Я рассказываю, что меня бьют, «жгут», угрожают. Требую медицинского освидетельствования и расследования. Она, не глядя на меня, что-то записывает.
— Кто может это подтвердить? — спрашивает она, и я по голосу слышу, что она сильно шокирована самим моим видом. Видимо, я выгляжу ужасно.
— Вот мои свидетели, — дотрагиваюсь я до раны под глазом. — Мне хотели выжечь глаз, а до этого показывали фото человека с выжженным глазом.
— А какие свидетели могут все это подтвердить?
Мне ясно, что сговор со следователями уже произошел.
— Какие свидетели, гражданин прокурор, могут быть в кабинете у следователя? Я же содержусь под арестом.
— А почему вы не даете чистосердечных показаний?
— Я имею право давать любые показания, и пусть суд разберется, чистосердечные они или нет.
Наступила пауза. Было видно, что она совсем еще зеленая и попала в этот ад случайно. Видимо, была отличницей в институте, активной комсомолкой, папа — член партии, оказалась по особому набору прямо из института направлена в Областную прокуратуру и теперь должна все это наблюдать и как-то реагировать. Она и глупа, и, кажется, труслива.
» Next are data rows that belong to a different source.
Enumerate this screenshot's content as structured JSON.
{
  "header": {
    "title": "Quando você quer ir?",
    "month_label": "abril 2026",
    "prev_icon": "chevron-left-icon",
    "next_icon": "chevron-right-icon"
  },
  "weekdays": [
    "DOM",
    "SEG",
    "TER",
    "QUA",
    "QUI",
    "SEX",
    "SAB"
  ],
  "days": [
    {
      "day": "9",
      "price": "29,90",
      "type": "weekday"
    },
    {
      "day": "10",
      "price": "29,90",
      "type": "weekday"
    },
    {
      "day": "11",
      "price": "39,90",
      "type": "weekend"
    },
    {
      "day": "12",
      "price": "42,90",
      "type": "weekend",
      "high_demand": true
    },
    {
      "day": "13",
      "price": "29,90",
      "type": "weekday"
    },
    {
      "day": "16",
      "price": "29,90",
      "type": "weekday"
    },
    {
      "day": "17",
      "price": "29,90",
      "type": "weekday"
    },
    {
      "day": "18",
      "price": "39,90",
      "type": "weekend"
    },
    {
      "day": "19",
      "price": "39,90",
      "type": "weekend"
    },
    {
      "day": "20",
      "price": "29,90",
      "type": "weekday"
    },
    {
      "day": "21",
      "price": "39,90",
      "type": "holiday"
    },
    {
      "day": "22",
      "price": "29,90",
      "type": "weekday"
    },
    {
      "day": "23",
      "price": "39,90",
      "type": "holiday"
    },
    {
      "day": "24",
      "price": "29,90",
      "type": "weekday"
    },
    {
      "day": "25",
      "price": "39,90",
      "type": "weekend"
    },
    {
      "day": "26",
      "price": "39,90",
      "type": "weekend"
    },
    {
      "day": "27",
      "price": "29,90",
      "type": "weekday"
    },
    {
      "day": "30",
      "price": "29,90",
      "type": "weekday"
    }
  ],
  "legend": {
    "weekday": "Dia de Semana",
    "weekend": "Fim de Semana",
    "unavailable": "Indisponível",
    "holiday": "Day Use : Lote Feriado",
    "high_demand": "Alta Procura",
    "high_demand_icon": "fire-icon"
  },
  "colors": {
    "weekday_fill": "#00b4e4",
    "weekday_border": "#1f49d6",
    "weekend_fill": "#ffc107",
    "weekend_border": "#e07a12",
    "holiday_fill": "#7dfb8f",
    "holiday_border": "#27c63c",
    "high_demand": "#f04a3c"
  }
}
Прокурор!
Разговор окончен, мне предписано снять голодовку, а она расследует дело.
На следующее утро голодовку я снял: в первый раз за четыре дня позавтракал. «Неужели и теперь мне не отдадут передачу?» Нет, не отдают.
Лейтенант Баймашев исчез, куда его дели, непонятно. Допрос ведет какой-то совсем другой следователь. Он мне даже и не представляется. Но теперь уже Пирожков постоянно в кабинете. Видимо, прокурор предписала вести следствие при свидетелях. Как видно, новому следователю на все наплевать: я не его клиент. Я сижу, развалясь на широком стуле, хотя от слабости при каждом движении начинает кружиться голова, и я чуть не валюсь на пол. Следствие изменило тактику — «пробить» меня не удалось. Но что от меня осталось!
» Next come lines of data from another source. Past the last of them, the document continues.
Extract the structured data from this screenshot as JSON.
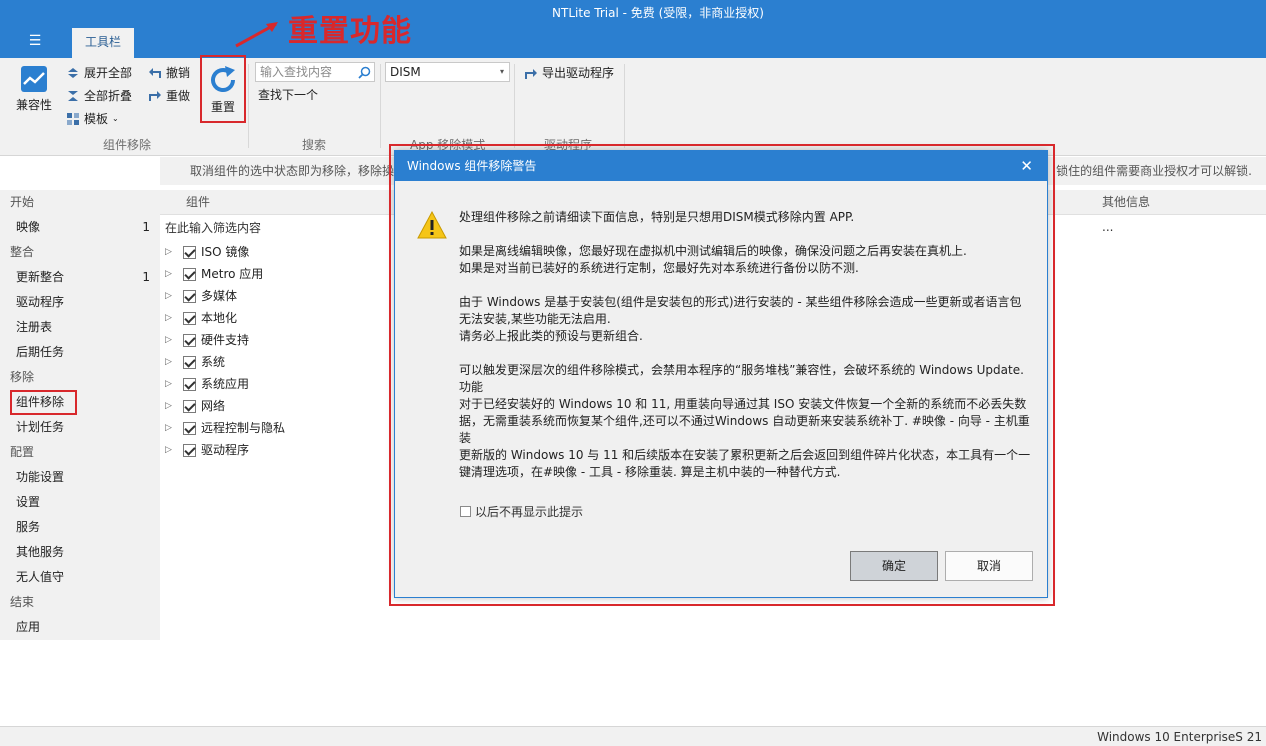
{
  "window": {
    "title": "NTLite Trial - 免费 (受限，非商业授权)",
    "menu_icon": "☰",
    "tab": "工具栏"
  },
  "annotation": {
    "label": "重置功能",
    "color": "#d8282c"
  },
  "ribbon": {
    "compat_label": "兼容性",
    "expand_all": "展开全部",
    "collapse_all": "全部折叠",
    "template": "模板",
    "undo": "撤销",
    "redo": "重做",
    "reset": "重置",
    "group_component_remove": "组件移除",
    "search_placeholder": "输入查找内容",
    "find_next": "查找下一个",
    "group_search": "搜索",
    "dism_value": "DISM",
    "group_app_remove": "App 移除模式",
    "export_drivers": "导出驱动程序",
    "group_drivers": "驱动程序"
  },
  "infobar": {
    "left": "取消组件的选中状态即为移除，移除操",
    "right": "锁住的组件需要商业授权才可以解锁."
  },
  "sidebar": {
    "sections": [
      {
        "label": "开始",
        "items": [
          {
            "label": "映像",
            "count": "1"
          }
        ]
      },
      {
        "label": "整合",
        "items": [
          {
            "label": "更新整合",
            "count": "1"
          },
          {
            "label": "驱动程序",
            "count": ""
          },
          {
            "label": "注册表",
            "count": ""
          },
          {
            "label": "后期任务",
            "count": ""
          }
        ]
      },
      {
        "label": "移除",
        "items": [
          {
            "label": "组件移除",
            "count": ""
          },
          {
            "label": "计划任务",
            "count": ""
          }
        ]
      },
      {
        "label": "配置",
        "items": [
          {
            "label": "功能设置",
            "count": ""
          },
          {
            "label": "设置",
            "count": ""
          },
          {
            "label": "服务",
            "count": ""
          },
          {
            "label": "其他服务",
            "count": ""
          },
          {
            "label": "无人值守",
            "count": ""
          }
        ]
      },
      {
        "label": "结束",
        "items": [
          {
            "label": "应用",
            "count": ""
          }
        ]
      }
    ]
  },
  "grid": {
    "col_component": "组件",
    "col_other": "其他信息",
    "filter_placeholder": "在此输入筛选内容",
    "more": "...",
    "tree": [
      "ISO 镜像",
      "Metro 应用",
      "多媒体",
      "本地化",
      "硬件支持",
      "系统",
      "系统应用",
      "网络",
      "远程控制与隐私",
      "驱动程序"
    ]
  },
  "dialog": {
    "title": "Windows 组件移除警告",
    "close": "✕",
    "paragraphs": [
      [
        "处理组件移除之前请细读下面信息，特别是只想用DISM模式移除内置 APP."
      ],
      [
        "如果是离线编辑映像，您最好现在虚拟机中测试编辑后的映像，确保没问题之后再安装在真机上.",
        "如果是对当前已装好的系统进行定制，您最好先对本系统进行备份以防不测."
      ],
      [
        "由于 Windows 是基于安装包(组件是安装包的形式)进行安装的 - 某些组件移除会造成一些更新或者语言包",
        "无法安装,某些功能无法启用.",
        "请务必上报此类的预设与更新组合."
      ],
      [
        "可以触发更深层次的组件移除模式，会禁用本程序的“服务堆栈”兼容性，会破坏系统的 Windows Update.",
        "功能",
        "对于已经安装好的 Windows 10 和 11, 用重装向导通过其 ISO 安装文件恢复一个全新的系统而不必丢失数",
        "据，无需重装系统而恢复某个组件,还可以不通过Windows 自动更新来安装系统补丁. #映像 - 向导 - 主机重",
        "装",
        "更新版的 Windows 10 与 11 和后续版本在安装了累积更新之后会返回到组件碎片化状态，本工具有一个一",
        "键清理选项，在#映像 - 工具 - 移除重装. 算是主机中装的一种替代方式."
      ]
    ],
    "checkbox_label": "以后不再显示此提示",
    "ok": "确定",
    "cancel": "取消"
  },
  "status": {
    "text": "Windows 10 EnterpriseS 21"
  },
  "colors": {
    "accent": "#2b7fd0",
    "highlight": "#d8282c",
    "ribbon_bg": "#f1f1f1"
  }
}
В руках у следователя увесистая пачка розоватой исписанной бумаги.
— Вот я вам сейчас тут кое-что почитаю. Юрия Александровича Федорова вы, конечно, хорошо знаете. (Это Юру-то!) Так вот, он дает по вашему делу (по моему делу, это значит, что он по этому делу не проходит!) показания. Если хотите, я вам их прочту, они очень подробные.
Я становлюсь терпеливым слушателем. А следователь читает безразличным голосом и лишь делает небольшие паузы, когда я восклицаю: «Ложь!». И читает дальше, как будто бы его мое дело совсем не касается. Юра не просто дал показания, но прибавил еще и много того, чего вообще не было. Все было написано так, будто бы он оказался случайным свидетелем создания группы «Тройка Пик» и ни в чем не принимал участия, а только наблюдал. Сообщать в «органы» он не мог, так как якобы Альберт пригрозил ему пистолетом, а я приказал за ним следить! В конце он пишет: «Я всегда был преданным Родине, советским патриотом и честным комсомольцем, мой папа — старый член партии, при знакомстве с членами группы мне не было известно, что все они дети врагов народа».
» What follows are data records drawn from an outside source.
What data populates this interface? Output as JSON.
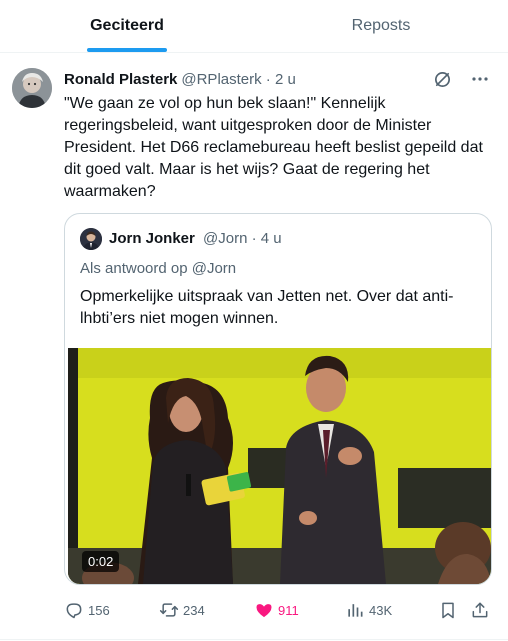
{
  "tabs": [
    {
      "label": "Geciteerd",
      "active": true
    },
    {
      "label": "Reposts",
      "active": false
    }
  ],
  "tweet": {
    "author_name": "Ronald Plasterk",
    "handle_time": "@RPlasterk · 2 u",
    "text": "\"We gaan ze vol op hun bek slaan!\" Kennelijk regeringsbeleid, want uitgesproken door de Minister President. Het D66 reclamebureau heeft beslist gepeild dat dit goed valt. Maar is het wijs? Gaat de regering het waarmaken?",
    "icons": [
      "grok-icon",
      "more-icon"
    ]
  },
  "quote": {
    "author_name": "Jorn Jonker",
    "handle_time": "@Jorn · 4 u",
    "reply_to": "Als antwoord op @Jorn",
    "text": "Opmerkelijke uitspraak van Jetten net. Over dat anti-lhbti’ers niet mogen winnen.",
    "video_time": "0:02"
  },
  "actions": {
    "replies": "156",
    "reposts": "234",
    "likes": "911",
    "views": "43K"
  },
  "colors": {
    "accent": "#1d9bf0",
    "like": "#f91880",
    "secondary": "#536471",
    "video_bg": "#d7de1e"
  }
}
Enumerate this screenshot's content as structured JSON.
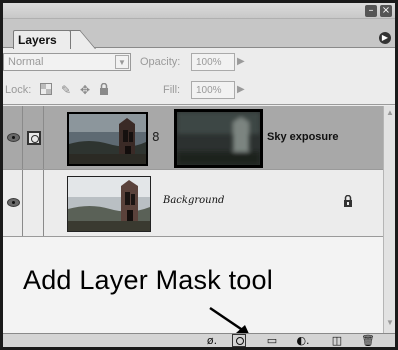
{
  "panel": {
    "tab_label": "Layers",
    "window_buttons": [
      "minimize-icon",
      "close-icon"
    ],
    "menu_icon": "panel-menu-icon"
  },
  "blend": {
    "mode_value": "Normal",
    "opacity_label": "Opacity:",
    "opacity_value": "100%"
  },
  "lock": {
    "label": "Lock:",
    "icons": [
      "lock-transparent-icon",
      "lock-image-icon",
      "lock-position-icon",
      "lock-all-icon"
    ],
    "fill_label": "Fill:",
    "fill_value": "100%"
  },
  "layers": [
    {
      "name": "Sky exposure",
      "visible": true,
      "has_mask": true,
      "selected": true
    },
    {
      "name": "Background",
      "visible": true,
      "has_mask": false,
      "locked": true,
      "selected": false
    }
  ],
  "annotation": {
    "text": "Add Layer Mask tool"
  },
  "toolbar": {
    "buttons": [
      "layer-style-icon",
      "add-layer-mask-icon",
      "new-group-icon",
      "adjustment-layer-icon",
      "new-layer-icon",
      "delete-layer-icon"
    ]
  },
  "colors": {
    "selected_row": "#a8a8a8",
    "panel_bg": "#ececec",
    "border": "#1a1a1a"
  }
}
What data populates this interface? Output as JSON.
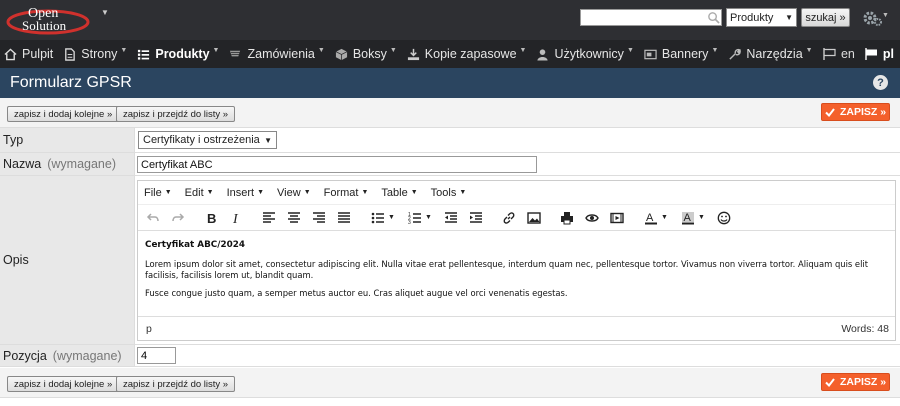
{
  "topbar": {
    "logo": "Open Solution",
    "search": {
      "value": "",
      "placeholder": ""
    },
    "search_scope": "Produkty",
    "search_button": "szukaj »"
  },
  "nav": {
    "items": [
      {
        "label": "Pulpit",
        "icon": "home-icon"
      },
      {
        "label": "Strony",
        "icon": "page-icon"
      },
      {
        "label": "Produkty",
        "icon": "list-icon"
      },
      {
        "label": "Zamówienia",
        "icon": "cart-icon"
      },
      {
        "label": "Boksy",
        "icon": "box-icon"
      },
      {
        "label": "Kopie zapasowe",
        "icon": "backup-icon"
      },
      {
        "label": "Użytkownicy",
        "icon": "user-icon"
      },
      {
        "label": "Bannery",
        "icon": "banner-icon"
      },
      {
        "label": "Narzędzia",
        "icon": "tools-icon"
      }
    ],
    "active_index": 2,
    "languages": [
      {
        "label": "en",
        "icon": "flag-icon"
      },
      {
        "label": "pl",
        "icon": "flag-icon"
      }
    ],
    "active_language": 1
  },
  "page": {
    "title": "Formularz GPSR",
    "help": "?"
  },
  "actions": {
    "save_and_add": "zapisz i dodaj kolejne »",
    "save_and_list": "zapisz i przejdź do listy »",
    "save": "ZAPISZ »"
  },
  "form": {
    "type": {
      "label": "Typ",
      "value": "Certyfikaty i ostrzeżenia"
    },
    "name": {
      "label": "Nazwa",
      "required": "(wymagane)",
      "value": "Certyfikat ABC"
    },
    "description": {
      "label": "Opis"
    },
    "position": {
      "label": "Pozycja",
      "required": "(wymagane)",
      "value": "4"
    }
  },
  "editor": {
    "menu": [
      "File",
      "Edit",
      "Insert",
      "View",
      "Format",
      "Table",
      "Tools"
    ],
    "toolbar": [
      "undo-icon",
      "redo-icon",
      "bold-icon",
      "italic-icon",
      "align-left-icon",
      "align-center-icon",
      "align-right-icon",
      "align-justify-icon",
      "bullet-list-icon",
      "numbered-list-icon",
      "outdent-icon",
      "indent-icon",
      "link-icon",
      "image-icon",
      "print-icon",
      "preview-icon",
      "media-icon",
      "text-color-icon",
      "background-color-icon",
      "emoticon-icon"
    ],
    "content": {
      "heading": "Certyfikat ABC/2024",
      "paragraph1": "Lorem ipsum dolor sit amet, consectetur adipiscing elit. Nulla vitae erat pellentesque, interdum quam nec, pellentesque tortor. Vivamus non viverra tortor. Aliquam quis elit facilisis, facilisis lorem ut, blandit quam.",
      "paragraph2": "Fusce congue justo quam, a semper metus auctor eu. Cras aliquet augue vel orci venenatis egestas."
    },
    "status_path": "p",
    "word_count": "Words: 48"
  },
  "colors": {
    "topbar": "#2e2f33",
    "nav": "#232427",
    "titlebar": "#2b4560",
    "save": "#f4602b"
  }
}
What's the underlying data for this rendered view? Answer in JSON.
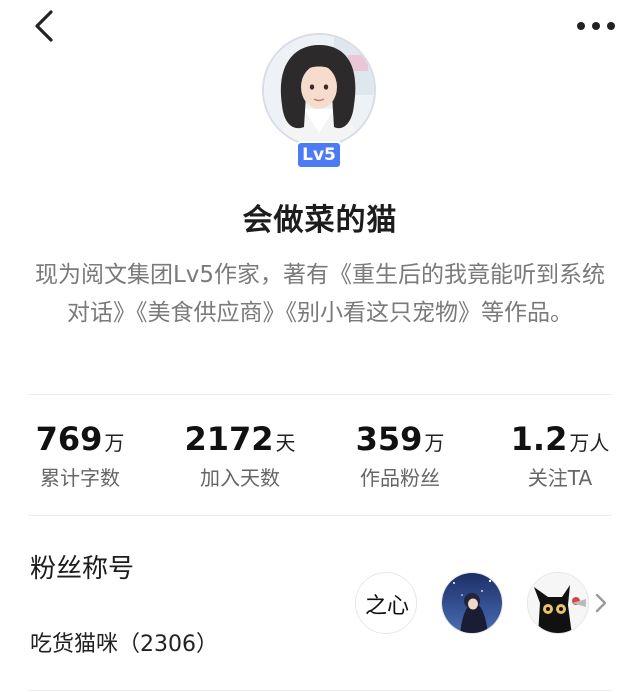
{
  "header": {
    "back_icon": "chevron-left-icon",
    "more_icon": "more-horizontal-icon"
  },
  "profile": {
    "level": "Lv5",
    "name": "会做菜的猫",
    "bio": "现为阅文集团Lv5作家，著有《重生后的我竟能听到系统对话》《美食供应商》《别小看这只宠物》等作品。"
  },
  "stats": [
    {
      "value": "769",
      "unit": "万",
      "label": "累计字数"
    },
    {
      "value": "2172",
      "unit": "天",
      "label": "加入天数"
    },
    {
      "value": "359",
      "unit": "万",
      "label": "作品粉丝"
    },
    {
      "value": "1.2",
      "unit": "万人",
      "label": "关注TA"
    }
  ],
  "fans": {
    "title": "粉丝称号",
    "value": "吃货猫咪（2306）",
    "avatar_1_text": "之心",
    "chevron_icon": "chevron-right-icon"
  },
  "colors": {
    "accent": "#4c7cf3",
    "text_primary": "#1c1c1c",
    "text_secondary": "#7a7a7a",
    "divider": "#ececec"
  }
}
Подлец, конечно, и к тому же еще и свинья! Но дело-то не в нем: как же я наивен был и не проницателен, доверяясь таким типам! Вот это-то и есть моя вина! По юридическим формулировкам было видно, что показания составлены при участии опытного защитника. Это значит, что он на воле и пытается перевалить все на нас, даже и то, чего не было.
Закончив свое длинное чтение, следователь встал и стал ходить по кабинету, как будто чем-то возмутившись.
— Ясно, что врет и сваливает на вас двоих.
«Так, значит, „двоих“ — Гена только свидетель, ему пятнадцать лет», — быстро соображаю я.
— А почему бы вам не сесть и не опровергнуть всю его ложь? Сядьте и напишите все по порядку, — закончил он.
Пауза. Я обдумываю ситуацию. Это, конечно, новый хитрый ход следствия! По мере того, как я буду опровергать Юрины показания, я должен буду писать, как же это на самом деле все было. Это-то и будут мои показания. Что же делать? Сейчас нужно выиграть время: я погибаю, слабея с каждым днем, я не доживу до суда! А разве обязательно нужно до него дожить? Что такое советский суд, я знал. Но, может быть, просто выиграть время?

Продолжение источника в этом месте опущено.